Mira siempre la suerte del navío que es igual a la nuestra.
¡La noche devora igual a la embarcación grande
que a la pequeña!
La mirada es miedo, por eso la imagen se presenta plástica y descarada, descarnada y desplomada:
Más allá de las colosales catedrales del cristiano culpable,
de las avenidas empedradas donde el pobre comercia; incluso más allá
de los cristales luminosos de los prósperos y cómodos hostales,
abandonando tu cuerpo tendido sobre el delicioso camastro,
bello tu pensamiento vuela a descansar a un cementerio.
Es el amor que se anida en una pupila tenebrosa y no se humilla ante su propia destrucción. No renacimiento, sino ansia de morbilidad. La belleza más etérea, el más lánguido apego a sus influencias, se tornan infectos incluso en momentos como éste, donde las catedrales advierten cielo y verticalidad. Sin embargo, Muerte, postrada en el planeta, opta por su descanso.

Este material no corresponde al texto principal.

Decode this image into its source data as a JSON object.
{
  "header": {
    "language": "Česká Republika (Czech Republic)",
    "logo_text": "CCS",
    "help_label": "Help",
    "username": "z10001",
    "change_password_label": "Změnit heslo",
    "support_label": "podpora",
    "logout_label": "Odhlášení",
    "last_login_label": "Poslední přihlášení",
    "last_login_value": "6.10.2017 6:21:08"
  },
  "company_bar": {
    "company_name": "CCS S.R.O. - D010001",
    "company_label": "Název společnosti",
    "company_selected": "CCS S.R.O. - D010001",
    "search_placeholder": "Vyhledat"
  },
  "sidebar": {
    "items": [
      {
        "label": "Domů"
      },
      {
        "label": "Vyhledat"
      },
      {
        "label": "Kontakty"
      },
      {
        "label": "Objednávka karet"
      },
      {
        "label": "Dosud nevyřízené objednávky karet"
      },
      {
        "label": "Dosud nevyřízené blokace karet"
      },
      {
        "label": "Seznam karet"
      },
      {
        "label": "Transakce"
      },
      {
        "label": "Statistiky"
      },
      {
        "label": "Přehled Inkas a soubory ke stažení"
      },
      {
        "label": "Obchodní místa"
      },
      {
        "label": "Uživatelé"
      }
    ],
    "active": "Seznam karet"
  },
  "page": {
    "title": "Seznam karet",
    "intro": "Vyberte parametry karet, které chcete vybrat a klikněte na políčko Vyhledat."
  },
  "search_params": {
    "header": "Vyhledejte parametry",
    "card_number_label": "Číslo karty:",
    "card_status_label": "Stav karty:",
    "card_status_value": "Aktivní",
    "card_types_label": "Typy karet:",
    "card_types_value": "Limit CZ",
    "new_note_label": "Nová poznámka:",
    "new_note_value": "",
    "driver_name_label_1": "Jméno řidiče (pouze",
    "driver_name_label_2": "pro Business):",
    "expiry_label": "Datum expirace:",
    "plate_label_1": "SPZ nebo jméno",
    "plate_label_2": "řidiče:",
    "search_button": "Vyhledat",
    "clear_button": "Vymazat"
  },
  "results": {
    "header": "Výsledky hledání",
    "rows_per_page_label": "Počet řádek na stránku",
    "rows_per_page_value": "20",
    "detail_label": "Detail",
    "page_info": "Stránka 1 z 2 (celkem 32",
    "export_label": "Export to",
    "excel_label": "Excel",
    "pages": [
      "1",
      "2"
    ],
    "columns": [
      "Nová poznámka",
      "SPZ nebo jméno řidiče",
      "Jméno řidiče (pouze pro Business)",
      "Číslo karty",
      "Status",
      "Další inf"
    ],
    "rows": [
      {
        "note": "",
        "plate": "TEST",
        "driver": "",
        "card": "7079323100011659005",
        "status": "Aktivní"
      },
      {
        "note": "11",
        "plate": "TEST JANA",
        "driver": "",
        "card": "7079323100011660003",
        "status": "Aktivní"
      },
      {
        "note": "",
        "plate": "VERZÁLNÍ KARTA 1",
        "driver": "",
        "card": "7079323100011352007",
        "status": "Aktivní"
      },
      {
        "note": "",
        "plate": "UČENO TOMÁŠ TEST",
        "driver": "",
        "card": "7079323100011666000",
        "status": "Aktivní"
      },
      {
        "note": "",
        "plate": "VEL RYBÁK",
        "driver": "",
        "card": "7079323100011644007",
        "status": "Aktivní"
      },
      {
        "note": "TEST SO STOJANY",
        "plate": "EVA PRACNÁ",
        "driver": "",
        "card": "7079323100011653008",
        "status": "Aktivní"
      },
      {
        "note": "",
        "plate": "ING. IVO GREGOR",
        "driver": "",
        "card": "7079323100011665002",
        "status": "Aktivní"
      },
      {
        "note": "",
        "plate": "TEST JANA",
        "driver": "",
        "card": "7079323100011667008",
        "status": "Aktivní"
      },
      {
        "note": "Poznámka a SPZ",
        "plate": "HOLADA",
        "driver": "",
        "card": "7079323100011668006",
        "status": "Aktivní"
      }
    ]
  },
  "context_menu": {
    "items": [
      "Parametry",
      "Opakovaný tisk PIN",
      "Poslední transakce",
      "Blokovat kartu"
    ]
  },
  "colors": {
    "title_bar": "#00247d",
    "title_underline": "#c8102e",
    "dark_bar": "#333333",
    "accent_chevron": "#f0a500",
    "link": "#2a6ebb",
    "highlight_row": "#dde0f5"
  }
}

El sujeto lítico, trastornado, peregrina por el mito clásico al reinventar a una Penélope que no teje y desteje; pero escribe e incendia y “desgarra sus ropas, y en vano clama al horizonte”. El sujeto lírico valida el mito apócrifo judeocristiano y lo infecta de vampiros aullantes; se hunde en una piedra y, ya muerto, se recuesta en su acabada existencia. Clama por su propia destrucción.
Dejen que los perros laman la sangre coagulada,
que los cuervos coman mis ojos y se roben mis zapatos.
Yo quedaré como el sediento que cae sobre el desierto:
dormido sobre una roca plana, exhausto
y sin regreso.
El poeta ha trazado una vertical desde sus ojos hacia sus zapatos que deambulan muertos: pero hasta esa línea está “dormida en una roca plana…”. Su creación no se “cierne sobre la superficie de las aguas” (Génesis I: 1) como un espíritu genésico, sino que yace sobre su espalda, justo en la posición repudiada por Lilith. La voz de La promesa de un poeta parece anhelar el amoroso reencuentro en que Dios y divinidad cohabiten para siempre e inicien su nuevo clan. Uno dotado de vida… y susceptible de la muerte.